As Amazon and other online retailers look for hyper-local collaborations, offline grocery shops stand to gain. E-grocers like Amazon's Kirana Now and Localbanya to focus on timely delivery. E-grocers like Amazon's new 'Kirana Now' programme and leading e-grocer Localbanya are all set to speed up the delivery process.
From ordering a pizza to calling a plumber home, one just needs to tap a few times on a smartphone to get things done.
Now, it is even possible to pick up the phone, tap on an app and get all the ingredients of making a pizza as well as other grocery items, including milk and vegetables, delivered to your home within a day, along with nifty discounts and no hassle of tending change as payments are done online.
With an estimated valuation of over $360 billion, India happens to be the sixth largest grocery market in the world. Big stores and supermarkets only occupy a 20% share of this market. But another contender for a share of the pie is already here: online retail.
Retail of groceries through online and mobile mediums has been around in India for some time now but it has remained limited to big cities. But the market is set to widen as all the players in the Indian e-commerce trinity – Amazon, Flipkart and Snapdeal – seem interested in jumping into the sector and trying their luck in selling every day groceries.
At a time when there’s an app for everything online shopping websites seemingly competing with each other to give away bigger discounts, consumers can only rejoice at the bigger players' entry. But there are also concerns about the future of offline retail in the country as it is feared that the deep pockets of big online retailers might force the small mom-and-pop stores on every nook and corner of the country to shut down.
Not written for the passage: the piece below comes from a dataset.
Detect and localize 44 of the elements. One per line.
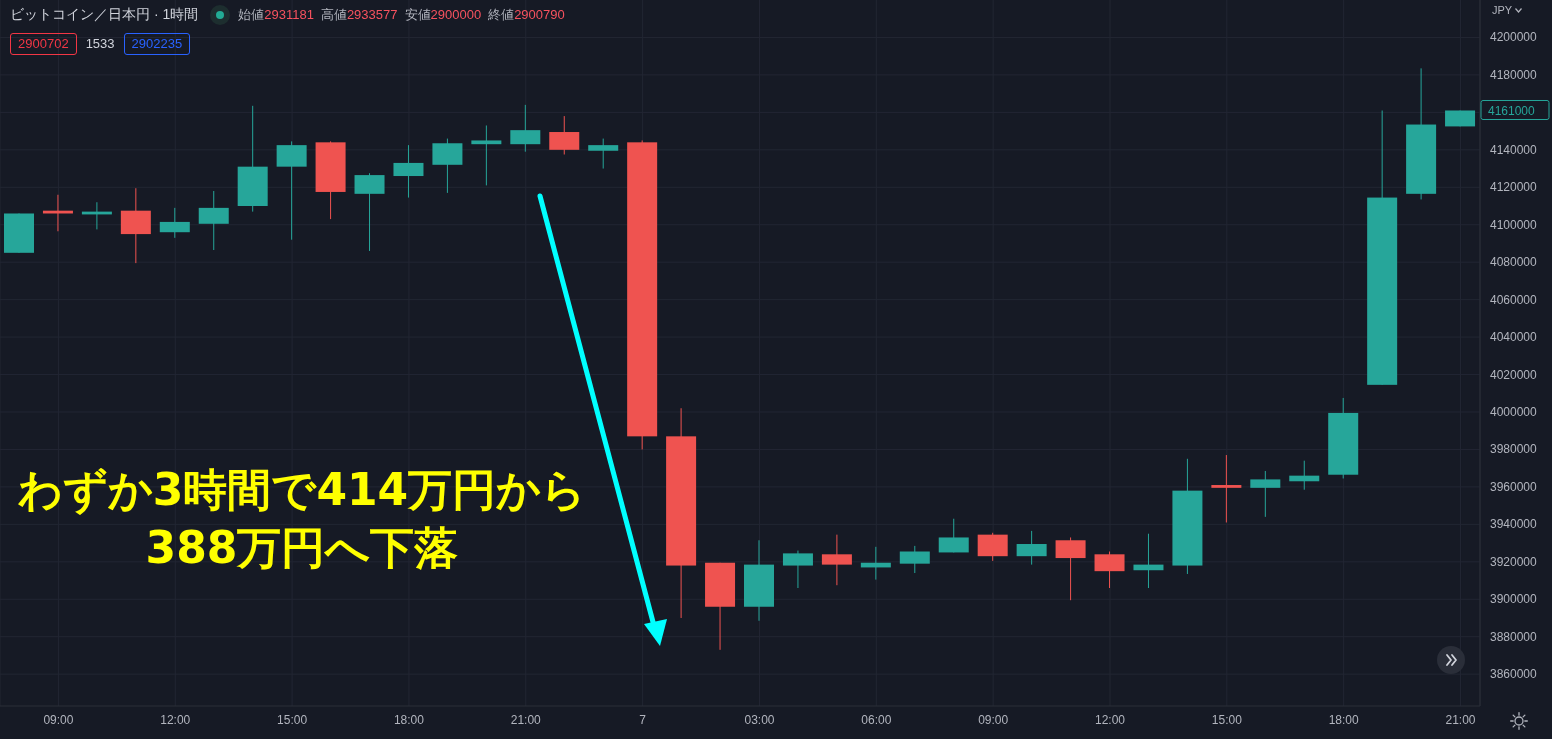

However, as it appears, the latest entrants, along with a few existing players in the online grocery shopping market, are not only going to protect the shopkeepers but may also end up giving them more business by providing them an opportunity to service more consumers.
Online to offline
Last month, the internet giant Amazon announced its plans to sell grocery online in the country through a network of small offline retailers. Called Kirana Now, the service will be piloted in Bangalore soon with a delivery timeline of just 24 hours. Amazon plans to make use of the existing shops in the neighbourhoods to service these order. Similar to its e-commerce marketplace platform, the company will allow shopkeepers to sign up as sellers on its platform. So when one goes on to buy goods on the site, the registered shopkeeper from the neighbourhood are the ones who.
Flipkart too, is planning to list grocery products on its site by the second half of the year though it is not clear if it would allow shopkeepers to be sellers on the site or retail grocery by itself. Snapdeal, on the other hand, has partnered with Godrej’s Nature’s Basket, an online retail platform to list its products on the site and retail them online.
Even though the biggies are yet to formally enter the market and unveil their offerings, many existing players are making a killing by the help of the same mortar stores that Amazon is trying to bring in its fold.
Changing baskets
Started in 2012, BigBasket is one of the biggest portals retailing groceries online. It is present in cities like Mumbai, Pune, Delhi, Hyderabad and it is quickly expanding to others riding on the multiple rounds of funding it has raised so far.
Valued at over Rs 1,000 crores, the company's averages Rs 1,600 per transaction. Even though it started off as a standalone retailer, realising the trend in the market, it has already begun the process of collaborating with neighbourhood stores to speed up delivery, and hopes to offer delivery in 60 minutes or less soon.
"We realised that about 20-30% of groceries are unplanned and immediate-need purchases, and cannot wait for the next day or even the next few hours," co-founder Abhinay Choudhary was quoted as saying by the Economic Times.
Another such startup, Grofers, just raised $35 million in capital, less than two months after it had raised $10 million to expand and recruit work force. Currently operating in Bangalore, Delhi and Hyderabad, the company partners with 400 merchants and expects to service more than 20,000 orders in April.
Similarly, another startup called PepperTap is working on a similar hyperlocal model which allows it to deliver goods faster. It recently raised $10 million in funding and claims to have over 15,000 different items in its inventory.
Even though there are many other players in the market like LocalBanya and ZopNow which have been operating through their warehouses, they are all keen to go the hyperlocal way. With new and old players trying to deliver (not eat) the same pie, the kirana wars have just begun.